Sahurovs admitted that from in or about February 2010 to in or about September 2010, he registered domain names, provided bullet-proof hosting services, and gave technical support to a "scareware" scheme targeting visitors to the Minneapolis Star Tribune's website.  On Feb. 19, 2010, the Minneapolis Star Tribune began hosting an online advertisement, purporting to be for Best Western hotels, on its website,  Two days later, however, the advertisement began causing the computers of visitors to the website to be infected with malware.  This malware, also known as "scareware," caused visitors to experience slow system performance, unwanted pop-ups and total system failure.  Website visitors also received a fake "Windows Security Alert" pop-up informing them that their computer had been infected with a virus and another pop-up that falsely represented that they needed to purchase the "Antivirus Soft" computer program to fix their security issues, at a price of $49.95.

Website visitors who clicked the "Antivirus Soft" window were presented with an online order form to purchase a purported security program called "Antivirus Soft."  Users who purchased "Antivirus Soft" would receive a file download that "unfroze" their computers and stopped the pop-ups and security notifications.  However, the defendant admitted, the file was not a real anti-virus product and did not perform legitimate computer security functions, and merely caused malware that members of the conspiracy had previously installed to cease operating.  Meanwhile, the defendant admitted, victim users who did not choose to purchase "Antivirus Soft" became immediately inundated with so many pop-ups containing fraudulent "security alerts" that all information, data, and files on their computers were rendered inaccessible.  Members of the conspiracy defrauded victims out of substantial amounts of money as a result of the scheme.  The defendant admitted that as a result of his participation, he made between $150,000 and $250,000 U.S. dollars.

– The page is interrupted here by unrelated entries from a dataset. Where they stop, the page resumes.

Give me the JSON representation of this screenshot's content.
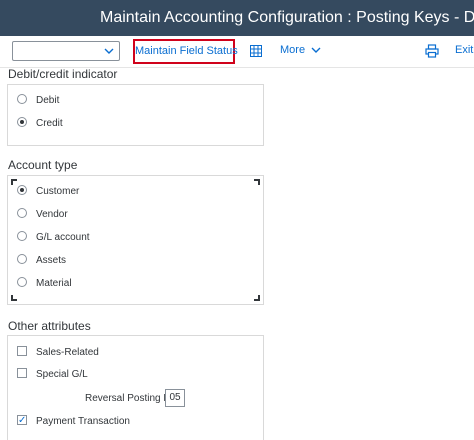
{
  "header": {
    "title": "Maintain Accounting Configuration : Posting Keys - Detail S..."
  },
  "toolbar": {
    "select_value": "",
    "maintain_field_status_label": "Maintain Field Status",
    "more_label": "More",
    "exit_label": "Exit"
  },
  "debit_credit": {
    "title": "Debit/credit indicator",
    "options": [
      {
        "label": "Debit",
        "selected": false
      },
      {
        "label": "Credit",
        "selected": true
      }
    ]
  },
  "account_type": {
    "title": "Account type",
    "options": [
      {
        "label": "Customer",
        "selected": true
      },
      {
        "label": "Vendor",
        "selected": false
      },
      {
        "label": "G/L account",
        "selected": false
      },
      {
        "label": "Assets",
        "selected": false
      },
      {
        "label": "Material",
        "selected": false
      }
    ]
  },
  "other_attributes": {
    "title": "Other attributes",
    "sales_related": {
      "label": "Sales-Related",
      "checked": false
    },
    "special_gl": {
      "label": "Special G/L",
      "checked": false
    },
    "reversal_posting_key": {
      "label": "Reversal Posting Key:",
      "value": "05"
    },
    "payment_transaction": {
      "label": "Payment Transaction",
      "checked": true
    }
  },
  "colors": {
    "shell": "#354a5f",
    "accent": "#0a6ed1",
    "highlight": "#d0021b"
  }
}
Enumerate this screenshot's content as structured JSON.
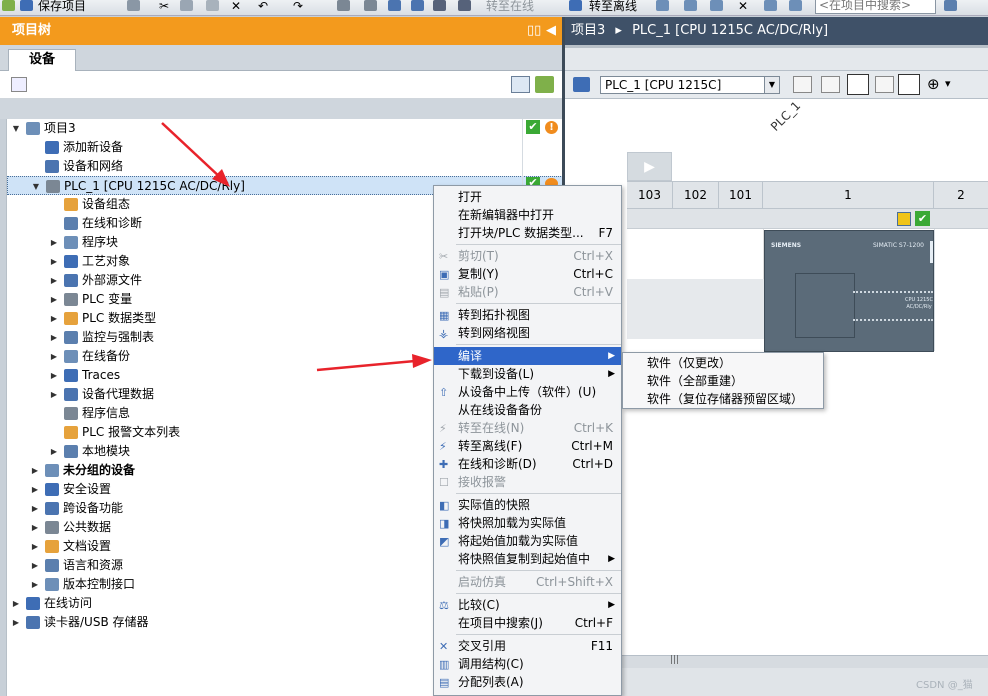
{
  "toolbar": {
    "save_label": "保存项目",
    "go_online_label": "转至在线",
    "go_offline_label": "转至离线",
    "search_placeholder": "<在项目中搜索>"
  },
  "tree_panel": {
    "title": "项目树",
    "devices_tab": "设备"
  },
  "tree": {
    "items": [
      {
        "label": "项目3",
        "level": 0,
        "expanded": true
      },
      {
        "label": "添加新设备",
        "level": 1
      },
      {
        "label": "设备和网络",
        "level": 1
      },
      {
        "label": "PLC_1 [CPU 1215C AC/DC/Rly]",
        "level": 1,
        "expanded": true,
        "selected": true
      },
      {
        "label": "设备组态",
        "level": 2
      },
      {
        "label": "在线和诊断",
        "level": 2
      },
      {
        "label": "程序块",
        "level": 2,
        "collapsed": true
      },
      {
        "label": "工艺对象",
        "level": 2,
        "collapsed": true
      },
      {
        "label": "外部源文件",
        "level": 2,
        "collapsed": true
      },
      {
        "label": "PLC 变量",
        "level": 2,
        "collapsed": true
      },
      {
        "label": "PLC 数据类型",
        "level": 2,
        "collapsed": true
      },
      {
        "label": "监控与强制表",
        "level": 2,
        "collapsed": true
      },
      {
        "label": "在线备份",
        "level": 2,
        "collapsed": true
      },
      {
        "label": "Traces",
        "level": 2,
        "collapsed": true
      },
      {
        "label": "设备代理数据",
        "level": 2,
        "collapsed": true
      },
      {
        "label": "程序信息",
        "level": 2
      },
      {
        "label": "PLC 报警文本列表",
        "level": 2
      },
      {
        "label": "本地模块",
        "level": 2,
        "collapsed": true
      },
      {
        "label": "未分组的设备",
        "level": 1,
        "collapsed": true,
        "bold": true
      },
      {
        "label": "安全设置",
        "level": 1,
        "collapsed": true
      },
      {
        "label": "跨设备功能",
        "level": 1,
        "collapsed": true
      },
      {
        "label": "公共数据",
        "level": 1,
        "collapsed": true
      },
      {
        "label": "文档设置",
        "level": 1,
        "collapsed": true
      },
      {
        "label": "语言和资源",
        "level": 1,
        "collapsed": true
      },
      {
        "label": "版本控制接口",
        "level": 1,
        "collapsed": true
      },
      {
        "label": "在线访问",
        "level": 0,
        "collapsed": true
      },
      {
        "label": "读卡器/USB 存储器",
        "level": 0,
        "collapsed": true
      }
    ]
  },
  "editor": {
    "breadcrumb_project": "项目3",
    "breadcrumb_arrow": "▸",
    "breadcrumb_device": "PLC_1 [CPU 1215C AC/DC/Rly]",
    "device_select": "PLC_1 [CPU 1215C]",
    "station_label": "PLC_1",
    "slots": [
      "103",
      "102",
      "101",
      "1",
      "2"
    ],
    "cpu_brand": "SIEMENS",
    "cpu_model": "SIMATIC S7-1200",
    "cpu_type": "CPU 1215C AC/DC/Rly",
    "scroll_grip": "|||"
  },
  "context_menu": {
    "items": [
      {
        "label": "打开",
        "type": "item"
      },
      {
        "label": "在新编辑器中打开",
        "type": "item"
      },
      {
        "label": "打开块/PLC 数据类型...",
        "shortcut": "F7",
        "type": "item"
      },
      {
        "type": "sep"
      },
      {
        "label": "剪切(T)",
        "shortcut": "Ctrl+X",
        "type": "item",
        "disabled": true,
        "icon": "scissors-icon"
      },
      {
        "label": "复制(Y)",
        "shortcut": "Ctrl+C",
        "type": "item",
        "icon": "copy-icon"
      },
      {
        "label": "粘贴(P)",
        "shortcut": "Ctrl+V",
        "type": "item",
        "disabled": true,
        "icon": "paste-icon"
      },
      {
        "type": "sep"
      },
      {
        "label": "转到拓扑视图",
        "type": "item",
        "icon": "topology-icon"
      },
      {
        "label": "转到网络视图",
        "type": "item",
        "icon": "network-icon"
      },
      {
        "type": "sep"
      },
      {
        "label": "编译",
        "type": "item",
        "submenu": true,
        "highlighted": true
      },
      {
        "label": "下载到设备(L)",
        "type": "item",
        "submenu": true
      },
      {
        "label": "从设备中上传（软件）(U)",
        "type": "item",
        "icon": "upload-icon"
      },
      {
        "label": "从在线设备备份",
        "type": "item"
      },
      {
        "label": "转至在线(N)",
        "shortcut": "Ctrl+K",
        "type": "item",
        "disabled": true,
        "icon": "go-online-icon"
      },
      {
        "label": "转至离线(F)",
        "shortcut": "Ctrl+M",
        "type": "item",
        "icon": "go-offline-icon"
      },
      {
        "label": "在线和诊断(D)",
        "shortcut": "Ctrl+D",
        "type": "item",
        "icon": "diagnostics-icon"
      },
      {
        "label": "接收报警",
        "type": "item",
        "disabled": true,
        "icon": "checkbox-icon"
      },
      {
        "type": "sep"
      },
      {
        "label": "实际值的快照",
        "type": "item",
        "icon": "snapshot-icon"
      },
      {
        "label": "将快照加载为实际值",
        "type": "item",
        "icon": "load-snapshot-icon"
      },
      {
        "label": "将起始值加载为实际值",
        "type": "item",
        "icon": "load-start-icon"
      },
      {
        "label": "将快照值复制到起始值中",
        "type": "item",
        "submenu": true
      },
      {
        "type": "sep"
      },
      {
        "label": "启动仿真",
        "shortcut": "Ctrl+Shift+X",
        "type": "item",
        "disabled": true
      },
      {
        "type": "sep"
      },
      {
        "label": "比较(C)",
        "type": "item",
        "submenu": true,
        "icon": "compare-icon"
      },
      {
        "label": "在项目中搜索(J)",
        "shortcut": "Ctrl+F",
        "type": "item"
      },
      {
        "type": "sep"
      },
      {
        "label": "交叉引用",
        "shortcut": "F11",
        "type": "item",
        "icon": "cross-ref-icon"
      },
      {
        "label": "调用结构(C)",
        "type": "item",
        "icon": "call-structure-icon"
      },
      {
        "label": "分配列表(A)",
        "type": "item",
        "icon": "assignment-icon"
      }
    ]
  },
  "submenu": {
    "items": [
      "软件（仅更改）",
      "软件（全部重建）",
      "软件（复位存储器预留区域）"
    ]
  },
  "watermark": "CSDN @_猫",
  "colors": {
    "tree_header": "#f39a1d",
    "editor_header": "#3f5168",
    "menu_highlight": "#2f66c9",
    "arrow_red": "#e8232b",
    "status_ok": "#3aa935",
    "status_warn": "#f08c1e"
  }
}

Russian National Who Operated Kelihos Botnet Pleads Guilty to Fraud, Conspiracy, Computer Crime and Identity Theft Offenses (DOJ Release)
Following his Indictment in the United States District Court for the District of Connecticut, Peter Yuryevich Levashov, aka "Petr Levashov," "Peter Severa," "Petr Severa" and "Sergey Astakhov" pled guilty to one count each of causing intentional damage to a protected computer, conspiracy, wire fraud and aggravated identity theft in connection with his operation of Kelihos botnet, which he used to facilitate malicious activities including harvesting login credentials, distributing bulk spam e-mails, and installing ransomware and other malicious software. As set forth in part in the DOJ Release:

[S]ince the late 1990s until his arrest in April 2017, Levashov controlled and operated multiple botnets, including the Storm, Waledac and Kelihos botnets, to harvest personal information and means of identification (including email addresses, usernames and logins, and passwords) from infected computers.  To further the scheme, Levashov disseminated spam and distributed other malware, such as banking Trojans and ransomware, and advertised the Kelihos botnet spam and malware services to others for purchase in order to enrich himself.  Over the course of his criminal career, Levashov participated in and moderated various online criminal forums on which stolen identities and credit cards, malware and other criminal tools of cybercrime were traded and sold.